Wright v. Bennett

150 Ark. 154 | Ark. | 1921

McCulloch, C. J.

Appellee owned a farm in Benton County, and listed it with appellant for sale or exchange, agreeing to pay a commission. A. L. Pickerall and L. A. Dykes also owned a farm in Benton County, and listed same with appellant, who negotiated an exchange between appellee and those parties. Under the terms of. the exchange, Pickerall and Dykes were to pay the sum of $600 to appellee. They executed a note to appellant for said amount, and appellee instituted this action against appellant to restrain him from collecting the note, on the ground that he had misrepresented the terms of the sale to appellee. The controversy between appellant and appellee relates to the amount of the commission and certain alleged -representations made by appellant to appellee concerning the terms of the trade between the appellee and .Pickerall and Dykes. The contention of appellee is that he first demanded the sum of a thousand dollars in the trade, but finally agreed to accept $600 on condition that appellant would only require him to pay $200 commission; but that appellant subsequently represented to him (appellee) that Pickerall had refused to consummate the trade unless he should receive $300 of the $600 that was paid in the exchange, and that appellee, in order to consummate, the trade and in reliance upon the representations of appellant concerning the demand of Pickerall, consented to this arrangement. The allegation of the complaint is that the representations made by appellant concerning the dedemand of Pickerall were false; and there was testimony tending to sustain appellee’s contention on that point. Appellant contends, on the other hand, that he made no such representations to appellee in regard to such demand from Pickerall; that appellee agreed to pay him a commission of $500 on the exchange, and that he had tendered to appellee the sum of a hundred dollars — the difference between the amount of the note and his commission.

The testimony is sharply conflicting, and is confined mainly to the testimony of the two parties themselves— appellant and appellee. There was another witness, named Holcomb, a nephew of appellant, who testified that he was present when the parties went out to look at the farms, and heard appellee agree to pay a commission of $500. The contention, however, of appellee is that, at that time, he was holding out for a difference of a thous- and dollars in the exchange, and that afterwards, when Pickerall and Dykes offered $600, he consented to the reduction on condition that appellant would reduce his commission to $200. Pickerall testified that he made no demand on appellant that he should he paid $300 out of the note when collected, and he testified that he and Dykes gave the note for the difference with no expectation that any of it would be returned

Viewing the testimony in the record, it appears to be about evenly balanced, and under those circumstances it is our duty not to disturb the finding of the chancellor.

The point is made that appellee had no right to rely on alleged representations of appellant, but should have pursued the inquiry and ascertained from Pickerall that no such demand had been made.
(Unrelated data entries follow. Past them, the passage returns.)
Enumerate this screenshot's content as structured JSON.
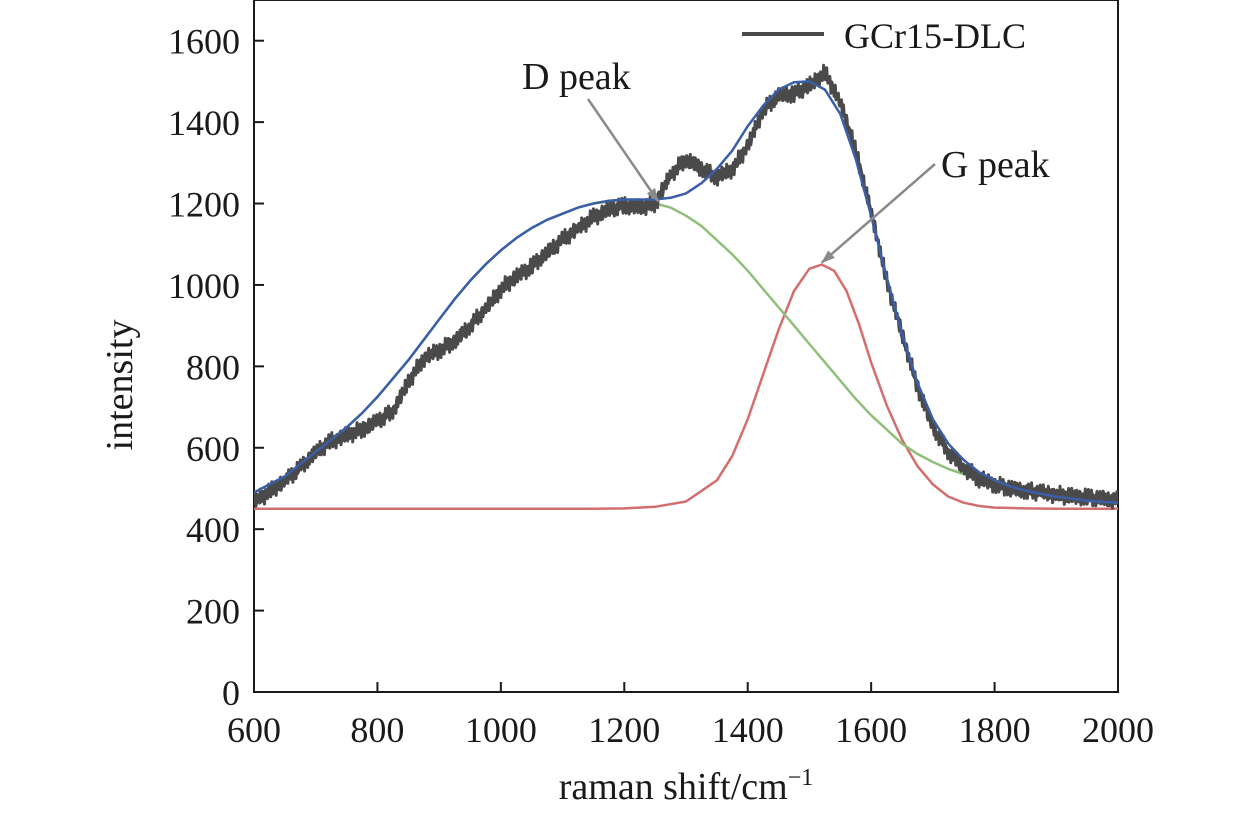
{
  "chart_data": {
    "type": "line",
    "title": "",
    "xlabel": "raman shift/cm",
    "xlabel_sup": "−1",
    "ylabel": "intensity",
    "xlim": [
      600,
      2000
    ],
    "ylim": [
      0,
      1700
    ],
    "xticks": [
      600,
      800,
      1000,
      1200,
      1400,
      1600,
      1800,
      2000
    ],
    "yticks": [
      0,
      200,
      400,
      600,
      800,
      1000,
      1200,
      1400,
      1600
    ],
    "grid": false,
    "legend": {
      "position": "top-right",
      "entries": [
        "GCr15-DLC"
      ]
    },
    "annotations": [
      {
        "text": "D peak",
        "points_to": [
          1255,
          1205
        ]
      },
      {
        "text": "G peak",
        "points_to": [
          1520,
          1055
        ]
      }
    ],
    "series": [
      {
        "name": "GCr15-DLC",
        "role": "measured",
        "color": "#4a4a4a",
        "x": [
          600,
          625,
          650,
          675,
          700,
          725,
          750,
          775,
          800,
          825,
          850,
          875,
          900,
          925,
          950,
          975,
          1000,
          1025,
          1050,
          1075,
          1100,
          1125,
          1150,
          1175,
          1200,
          1225,
          1250,
          1275,
          1300,
          1325,
          1350,
          1375,
          1400,
          1425,
          1450,
          1475,
          1500,
          1525,
          1550,
          1575,
          1600,
          1625,
          1650,
          1675,
          1700,
          1725,
          1750,
          1775,
          1800,
          1825,
          1850,
          1875,
          1900,
          1925,
          1950,
          1975,
          2000
        ],
        "y": [
          470,
          490,
          520,
          550,
          590,
          615,
          630,
          645,
          665,
          690,
          760,
          820,
          840,
          860,
          900,
          940,
          990,
          1020,
          1045,
          1080,
          1110,
          1140,
          1165,
          1185,
          1195,
          1190,
          1200,
          1270,
          1310,
          1285,
          1265,
          1285,
          1340,
          1430,
          1465,
          1470,
          1490,
          1520,
          1450,
          1330,
          1180,
          1010,
          880,
          750,
          650,
          590,
          550,
          525,
          510,
          500,
          495,
          490,
          485,
          480,
          478,
          475,
          470
        ]
      },
      {
        "name": "",
        "role": "cumulative-fit",
        "color": "#3a5ea8",
        "x": [
          600,
          625,
          650,
          675,
          700,
          725,
          750,
          775,
          800,
          825,
          850,
          875,
          900,
          925,
          950,
          975,
          1000,
          1025,
          1050,
          1075,
          1100,
          1125,
          1150,
          1175,
          1200,
          1225,
          1250,
          1275,
          1300,
          1325,
          1350,
          1375,
          1400,
          1425,
          1450,
          1475,
          1500,
          1525,
          1550,
          1575,
          1600,
          1625,
          1650,
          1675,
          1700,
          1725,
          1750,
          1775,
          1800,
          1825,
          1850,
          1875,
          1900,
          1925,
          1950,
          1975,
          2000
        ],
        "y": [
          490,
          510,
          530,
          560,
          590,
          620,
          650,
          685,
          725,
          770,
          815,
          865,
          915,
          965,
          1010,
          1050,
          1085,
          1115,
          1140,
          1160,
          1175,
          1190,
          1200,
          1207,
          1210,
          1210,
          1210,
          1214,
          1225,
          1250,
          1285,
          1330,
          1390,
          1440,
          1480,
          1498,
          1500,
          1480,
          1420,
          1310,
          1170,
          1020,
          880,
          760,
          670,
          610,
          570,
          540,
          520,
          505,
          495,
          487,
          480,
          475,
          470,
          467,
          465
        ]
      },
      {
        "name": "",
        "role": "D-peak-fit",
        "color": "#8fc07a",
        "x": [
          600,
          625,
          650,
          675,
          700,
          725,
          750,
          775,
          800,
          825,
          850,
          875,
          900,
          925,
          950,
          975,
          1000,
          1025,
          1050,
          1075,
          1100,
          1125,
          1150,
          1175,
          1200,
          1225,
          1250,
          1275,
          1300,
          1325,
          1350,
          1375,
          1400,
          1425,
          1450,
          1475,
          1500,
          1525,
          1550,
          1575,
          1600,
          1625,
          1650,
          1675,
          1700,
          1725,
          1750,
          1775,
          1800,
          1825,
          1850,
          1875,
          1900,
          1925,
          1950,
          1975,
          2000
        ],
        "y": [
          490,
          510,
          530,
          560,
          590,
          620,
          650,
          685,
          725,
          770,
          815,
          865,
          915,
          965,
          1010,
          1050,
          1085,
          1115,
          1140,
          1160,
          1175,
          1190,
          1200,
          1205,
          1207,
          1205,
          1200,
          1190,
          1170,
          1145,
          1110,
          1075,
          1035,
          990,
          945,
          900,
          855,
          810,
          765,
          720,
          680,
          645,
          610,
          585,
          565,
          548,
          535,
          520,
          510,
          502,
          495,
          488,
          480,
          475,
          470,
          467,
          465
        ]
      },
      {
        "name": "",
        "role": "G-peak-fit",
        "color": "#d46e6e",
        "x": [
          600,
          1150,
          1200,
          1250,
          1300,
          1350,
          1375,
          1400,
          1425,
          1450,
          1475,
          1500,
          1520,
          1540,
          1560,
          1580,
          1600,
          1625,
          1650,
          1675,
          1700,
          1725,
          1750,
          1775,
          1800,
          1850,
          1900,
          2000
        ],
        "y": [
          450,
          450,
          451,
          455,
          468,
          520,
          580,
          670,
          780,
          890,
          985,
          1040,
          1050,
          1035,
          985,
          905,
          810,
          705,
          620,
          555,
          510,
          480,
          465,
          457,
          453,
          451,
          450,
          450
        ]
      }
    ]
  }
}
The answer to that contention is that appellee had the right to rely upon the representations of appellant as his agent, and the fact that he did so rely upon these representations, without inquiring further, does not deprive him of relief against the fraud of his agent.

Again, it is contended that appellee should be denied relief on the ground that he consummated the exchange after ascertaining the falsity of the alleged representations made to him. This contention is not sound, for the reason that Pickerall and Dykes we're not parties to the misrepresentations, and appellee was bound by his contract with them, notwithstanding the misrepresentations of his agent, and appellee’s only remedy was to consummate the sale and seek a remedy against his agent.

The state of the record is, as before stated, such that we cannot say that the preponderance of the evidence is against the finding of the chancellor. The decree is therefore affirmed.